Tag Archives: ruthless editing

Editing as whittling

PCC collage

We are getting rain. The painters stayed home today, but yesterday as I sat upstairs in my writing chair, a man worked on a ladder directly out the window. He chatted on his phone, Spanish providing him privacy since I don’t know a word. But how I worried about him, scaling the ladder with one hand, or gripping the phone with his neck and shoulder while balancing two stories up!

In today’s blessed quiet, I’ve been editing, determined to get my word count below 140,000. Deb would scoff and maybe my paid editor would too. But a lower word count would be more appealing to the average agent. Or so I’ve heard.

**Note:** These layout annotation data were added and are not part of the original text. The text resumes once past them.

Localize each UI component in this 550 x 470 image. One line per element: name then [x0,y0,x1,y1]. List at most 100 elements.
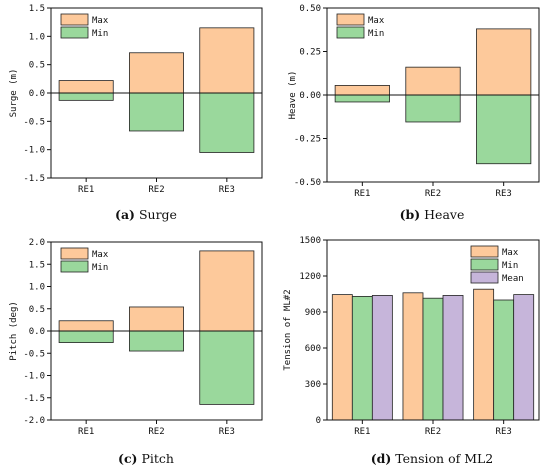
y-axis-label: Surge (m) [9,69,19,118]
legend-swatch-mean [470,271,499,284]
y-tick-label: 0.5 [29,61,45,71]
y-tick-label: -0.5 [23,349,45,359]
y-tick-label: 1.0 [29,283,45,293]
y-tick-label: 1.5 [29,4,45,14]
caption-letter: (b) [400,207,421,222]
y-tick-label: -1.5 [23,174,45,184]
caption-letter: (d) [371,451,392,466]
x-tick-label: RE1 [78,427,94,437]
bar-mean-re1 [371,295,393,421]
panel-caption: (d) Tension of ML2 [371,451,494,466]
x-tick-label: RE3 [219,185,235,195]
bar-min-re3 [493,299,515,421]
y-tick-label: -0.50 [294,178,321,188]
y-tick-label: -1.5 [23,394,45,404]
bar-min-re1 [351,295,373,421]
legend-label-mean: Mean [502,274,524,284]
x-tick-label: RE1 [354,427,370,437]
bar-min-re3 [199,92,255,153]
legend-swatch-max [470,245,499,258]
y-tick-label: 0.0 [29,89,45,99]
caption-text: Heave [420,207,464,222]
bar-mean-re3 [513,294,535,421]
bar-max-re2 [129,52,184,94]
legend-label-min: Min [92,263,108,273]
y-axis-label: Pitch (deg) [9,301,19,361]
panel-surge: -1.5 -1.0 -0.5 0.0 0.5 1.0 1.5 RE1 RE2 RE3 Surge (… [9,4,263,222]
legend-swatch-max [60,247,89,260]
y-tick-label: 1.5 [29,260,45,270]
x-tick-label: RE1 [354,189,370,199]
legend-swatch-min [60,26,89,39]
bar-mean-re2 [442,295,464,421]
x-tick-label: RE2 [148,427,164,437]
bar-max-re3 [199,27,255,94]
bar-min-re2 [405,94,461,123]
y-tick-label: 0.50 [299,4,321,14]
y-tick-label: 2.0 [29,238,45,248]
x-tick-label: RE3 [496,427,512,437]
y-tick-label: 0.00 [299,91,321,101]
y-axis-label: Tension of ML#2 [283,289,293,370]
bar-min-re1 [334,94,390,103]
bar-min-re2 [129,330,184,352]
y-tick-label: 600 [305,344,321,354]
x-tick-label: RE3 [219,427,235,437]
y-tick-label: 900 [305,308,321,318]
y-tick-label: 0.0 [29,327,45,337]
y-tick-label: 0.5 [29,305,45,315]
bar-max-re1 [58,320,114,332]
y-tick-label: 0.25 [299,48,321,58]
bar-min-re1 [58,330,114,343]
y-tick-label: 1.0 [29,32,45,42]
bar-max-re3 [473,288,495,421]
bar-max-re1 [334,85,390,96]
legend-label-max: Max [368,16,385,26]
y-tick-label: -0.5 [23,117,45,127]
x-tick-label: RE2 [148,185,164,195]
y-tick-label: 1500 [299,236,321,246]
bar-min-re3 [476,94,532,165]
y-tick-label: 300 [305,380,321,390]
panel-caption: (a) Surge [115,207,177,222]
legend-label-min: Min [368,29,384,39]
caption-text: Pitch [137,451,173,466]
legend-swatch-max [336,13,365,26]
caption-text: Surge [135,207,177,222]
caption-letter: (a) [115,207,135,222]
legend-label-max: Max [92,16,109,26]
y-axis-label: Heave (m) [288,71,298,120]
y-tick-label: -2.0 [23,416,45,426]
legend-label-max: Max [92,250,109,260]
bar-min-re3 [199,330,255,405]
x-tick-label: RE3 [496,189,512,199]
bar-max-re3 [476,28,532,96]
legend-swatch-max [60,13,89,26]
bar-max-re2 [129,306,184,332]
bar-max-re1 [58,80,114,94]
y-tick-label: -1.0 [23,146,45,156]
bar-min-re2 [422,297,444,421]
y-tick-label: 1200 [299,272,321,282]
panel-heave: -0.50 -0.25 0.00 0.25 0.50 RE1 RE2 RE3 Heave (m)… [288,4,540,222]
bar-min-re2 [129,92,184,132]
legend-label-min: Min [502,261,518,271]
bar-max-re2 [402,292,424,421]
x-tick-label: RE1 [78,185,94,195]
bar-max-re2 [405,66,461,96]
caption-text: Tension of ML2 [391,451,493,466]
legend-label-min: Min [92,29,108,39]
y-tick-label: -0.25 [294,135,321,145]
bar-max-re1 [331,294,353,421]
y-tick-label: -1.0 [23,372,45,382]
legend-swatch-min [470,258,499,271]
caption-letter: (c) [118,451,137,466]
panel-caption: (b) Heave [400,207,465,222]
x-tick-label: RE2 [425,189,441,199]
bar-max-re3 [199,250,255,332]
panel-caption: (c) Pitch [118,451,174,466]
y-tick-label: 0 [316,416,321,426]
panel-pitch: -2.0 -1.5 -1.0 -0.5 0.0 0.5 1.0 1.5 2.0 RE1 RE2 RE3… [9,238,263,466]
legend-swatch-min [60,260,89,273]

Couple years back — before Covid so it feels like another lifetime — Deb visited and invited me as a guest to a writer’s conference where she was the keynote speaker. Talk at the table turned to word count.

“For a debut author, anything over 90,000 is a no-no,” one writer said. Others agreed. (Deb’s speech was amazing BTW — part humor, part wise advice).

Well, I’m not gonna even get down to 120,000, but you have to admit that our minds respond differently to 141,800 than to 139,800.

And I did it! Gonna keep going because I have a new appreciation for where I can carve. Mostly I’ll go to the Eliza chapters because she thinks too much and can be flowery in her speech. Snip. Snip.